Pumping lemma Flashcards
(34 cards)
What is the main purpose of the Pumping Lemma?
To prove that certain languages are not regular.
When can the pumping lemma be applied?
Only to prove that a language is not regular — not to prove that it is regular.
What must be shown to prove a language is regular?
That it is accepted by a DFA, NFA, or described by a regular expression.
What does the Pumping Lemma state?
If L is regular, then there exists an n ≥ 1 such that every w ∈ L with |w| ≥ n can be split as w = xyz with |xy| ≤ n, y ≠ ε, and xyⁱz ∈ L for all i ≥ 0.
What is the significance of the condition |xy| ≤ n in the pumping lemma?
It ensures the loop y appears early — within the first n letters of the word.
Why must y ≠ ε in the Pumping Lemma?
So that something is actually being repeated — y must be a non-empty loop.
What does it mean to ‘pump’ the loop y in the Pumping Lemma?
To repeat the substring y any number of times and remain in the language: xyⁱz ∈ L for all i ≥ 0.
Why does the pumping phenomenon occur in DFAs?
Because if the input word is longer than the number of states, the DFA must revisit a state — creating a loop (by the pigeonhole principle).
What is the intuition behind the loop y in DFA processing?
It’s a repeatable sequence of transitions that brings the DFA back to a previous state.
Why is the pumping lemma not used to prove regularity?
Because it can only show that a language must have the pumping property if it’s regular — it can’t confirm regularity on its own.
Give an example of a language the pumping lemma shows is not regular.
L = { w ∈ {a,b}* | w has equal numbers of a’s and b’s }
Why is the language with equal numbers of a’s and b’s not regular?
Because tracking an arbitrary difference between a’s and b’s would require infinite states, which a finite automaton can’t provide.
What does it mean if a word w violates the pumping lemma conditions?
It means the language L is not regular.
What is the first step in applying the pumping lemma to prove non-regularity?
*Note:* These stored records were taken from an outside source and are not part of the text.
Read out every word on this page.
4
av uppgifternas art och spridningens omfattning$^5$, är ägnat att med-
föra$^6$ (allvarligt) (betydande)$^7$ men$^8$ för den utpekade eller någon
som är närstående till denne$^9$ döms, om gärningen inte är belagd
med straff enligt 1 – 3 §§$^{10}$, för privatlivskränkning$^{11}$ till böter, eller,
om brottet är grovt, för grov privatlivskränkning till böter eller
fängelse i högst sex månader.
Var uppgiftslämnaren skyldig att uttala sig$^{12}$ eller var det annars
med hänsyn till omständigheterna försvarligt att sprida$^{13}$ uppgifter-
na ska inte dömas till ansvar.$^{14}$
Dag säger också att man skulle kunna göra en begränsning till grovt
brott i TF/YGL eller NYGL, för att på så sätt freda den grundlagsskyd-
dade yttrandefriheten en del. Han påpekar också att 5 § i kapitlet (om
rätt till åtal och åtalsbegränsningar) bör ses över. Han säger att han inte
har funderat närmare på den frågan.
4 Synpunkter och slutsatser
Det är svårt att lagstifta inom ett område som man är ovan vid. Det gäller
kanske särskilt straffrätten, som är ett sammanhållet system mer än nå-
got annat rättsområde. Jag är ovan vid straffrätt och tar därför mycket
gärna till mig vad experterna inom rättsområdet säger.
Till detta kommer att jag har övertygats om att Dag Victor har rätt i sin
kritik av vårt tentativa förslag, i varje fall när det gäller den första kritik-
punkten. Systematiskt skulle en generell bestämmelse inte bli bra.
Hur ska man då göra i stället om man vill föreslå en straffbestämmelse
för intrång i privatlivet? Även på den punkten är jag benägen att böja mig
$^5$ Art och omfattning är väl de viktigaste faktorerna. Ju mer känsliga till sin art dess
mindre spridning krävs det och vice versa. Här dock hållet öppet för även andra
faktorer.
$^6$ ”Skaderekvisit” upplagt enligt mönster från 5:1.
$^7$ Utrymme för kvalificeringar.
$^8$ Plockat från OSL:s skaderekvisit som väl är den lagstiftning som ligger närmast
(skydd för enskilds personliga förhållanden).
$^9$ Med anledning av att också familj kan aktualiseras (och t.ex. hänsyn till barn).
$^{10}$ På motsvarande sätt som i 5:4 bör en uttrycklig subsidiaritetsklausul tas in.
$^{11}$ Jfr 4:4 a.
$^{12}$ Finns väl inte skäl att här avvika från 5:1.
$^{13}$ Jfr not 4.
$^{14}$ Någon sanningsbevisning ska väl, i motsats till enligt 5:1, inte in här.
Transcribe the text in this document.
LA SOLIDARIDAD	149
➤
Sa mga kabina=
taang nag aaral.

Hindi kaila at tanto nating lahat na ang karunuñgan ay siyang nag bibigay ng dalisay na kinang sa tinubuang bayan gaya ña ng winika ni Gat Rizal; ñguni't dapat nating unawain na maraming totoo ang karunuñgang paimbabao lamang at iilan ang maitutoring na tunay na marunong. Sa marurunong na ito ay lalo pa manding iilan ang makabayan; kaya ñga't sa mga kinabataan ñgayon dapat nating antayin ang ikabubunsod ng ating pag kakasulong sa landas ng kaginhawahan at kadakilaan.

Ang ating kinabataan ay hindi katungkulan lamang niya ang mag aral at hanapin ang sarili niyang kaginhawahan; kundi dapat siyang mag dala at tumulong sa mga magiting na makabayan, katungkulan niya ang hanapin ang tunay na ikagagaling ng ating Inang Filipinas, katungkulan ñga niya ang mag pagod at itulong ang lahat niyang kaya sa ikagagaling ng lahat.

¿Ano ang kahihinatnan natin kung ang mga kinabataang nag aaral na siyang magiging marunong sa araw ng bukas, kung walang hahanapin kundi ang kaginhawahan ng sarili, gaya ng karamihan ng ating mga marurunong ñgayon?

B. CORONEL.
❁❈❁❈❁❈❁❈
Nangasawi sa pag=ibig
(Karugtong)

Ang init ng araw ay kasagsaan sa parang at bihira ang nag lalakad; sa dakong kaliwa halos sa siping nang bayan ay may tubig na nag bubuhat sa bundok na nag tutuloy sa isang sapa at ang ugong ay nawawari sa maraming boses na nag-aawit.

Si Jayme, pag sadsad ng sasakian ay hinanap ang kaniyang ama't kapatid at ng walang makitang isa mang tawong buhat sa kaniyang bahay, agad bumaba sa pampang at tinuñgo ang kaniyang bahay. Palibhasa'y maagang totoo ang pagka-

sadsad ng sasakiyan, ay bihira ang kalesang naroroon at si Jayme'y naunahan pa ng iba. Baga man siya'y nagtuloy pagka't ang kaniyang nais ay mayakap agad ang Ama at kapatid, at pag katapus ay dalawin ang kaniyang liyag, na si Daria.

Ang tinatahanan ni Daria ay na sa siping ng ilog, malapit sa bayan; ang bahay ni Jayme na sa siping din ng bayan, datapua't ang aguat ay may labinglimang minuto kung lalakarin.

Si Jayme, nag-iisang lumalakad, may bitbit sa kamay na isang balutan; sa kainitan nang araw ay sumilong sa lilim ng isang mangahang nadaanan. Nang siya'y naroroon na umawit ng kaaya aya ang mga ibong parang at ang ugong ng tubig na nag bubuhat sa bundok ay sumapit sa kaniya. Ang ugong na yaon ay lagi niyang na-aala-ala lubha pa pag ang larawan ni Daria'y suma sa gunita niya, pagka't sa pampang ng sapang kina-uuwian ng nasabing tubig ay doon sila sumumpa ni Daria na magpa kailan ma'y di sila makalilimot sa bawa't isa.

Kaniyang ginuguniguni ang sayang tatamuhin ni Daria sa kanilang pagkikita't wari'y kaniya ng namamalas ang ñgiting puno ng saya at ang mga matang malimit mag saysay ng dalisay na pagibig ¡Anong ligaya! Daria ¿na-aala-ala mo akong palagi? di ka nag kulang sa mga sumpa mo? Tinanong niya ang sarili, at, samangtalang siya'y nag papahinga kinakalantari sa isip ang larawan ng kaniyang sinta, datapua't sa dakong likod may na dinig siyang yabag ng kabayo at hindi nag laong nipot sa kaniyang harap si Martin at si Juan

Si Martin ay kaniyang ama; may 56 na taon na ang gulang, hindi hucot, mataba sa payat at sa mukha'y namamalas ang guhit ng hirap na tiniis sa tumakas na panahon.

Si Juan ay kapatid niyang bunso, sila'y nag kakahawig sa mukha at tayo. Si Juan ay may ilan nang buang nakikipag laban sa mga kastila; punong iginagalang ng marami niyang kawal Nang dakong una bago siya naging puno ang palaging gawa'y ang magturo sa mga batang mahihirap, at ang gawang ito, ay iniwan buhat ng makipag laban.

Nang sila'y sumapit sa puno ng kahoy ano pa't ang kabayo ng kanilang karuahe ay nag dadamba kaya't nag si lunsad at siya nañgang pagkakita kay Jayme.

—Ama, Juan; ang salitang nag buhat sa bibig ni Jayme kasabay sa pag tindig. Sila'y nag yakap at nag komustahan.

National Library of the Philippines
Assume for contradiction that the language is regular and let n be the pumping length.
What is the typical strategy in using the pumping lemma?
Choose a word w ∈ L with |w| ≥ n, show that all decompositions into xyz fail the pumping condition.
What is the main use of the Pumping Lemma?
To prove that certain languages are not regular.
Can the Pumping Lemma be used to prove regularity?
No — it can only be used to show a language is not regular.
What is the form of the Pumping Lemma?
For a regular language L, there exists n ≥ 1 such that every word w ∈ L with |w| ≥ n can be split as w = xyz with |xy| ≤ n, y ≠ ε, and xyⁱz ∈ L for all i ≥ 0.
What are the three conditions in the Pumping Lemma?
(1) |xy| ≤ n, (2) y ≠ ε, (3) xyⁱz ∈ L for all i ≥ 0.
Why must the loop y appear early in the word?
Because |xy| ≤ n — pumping must occur within the first n characters.
What is the proof strategy for using the Pumping Lemma?
Assume the language is regular, then find a word that violates the pumping conditions — leading to a contradiction.
Why is a contradiction important in Pumping Lemma proofs?
It shows that the assumption of regularity must be false, so the language is not regular.
What is a common mistake when applying the Pumping Lemma?
Not specifying n or not defining the decomposition xyz.
Why must you carefully choose the word w in a Pumping Lemma proof?
Choosing a word that can be pumped will not create a contradiction — and won’t prove the language is non-regular.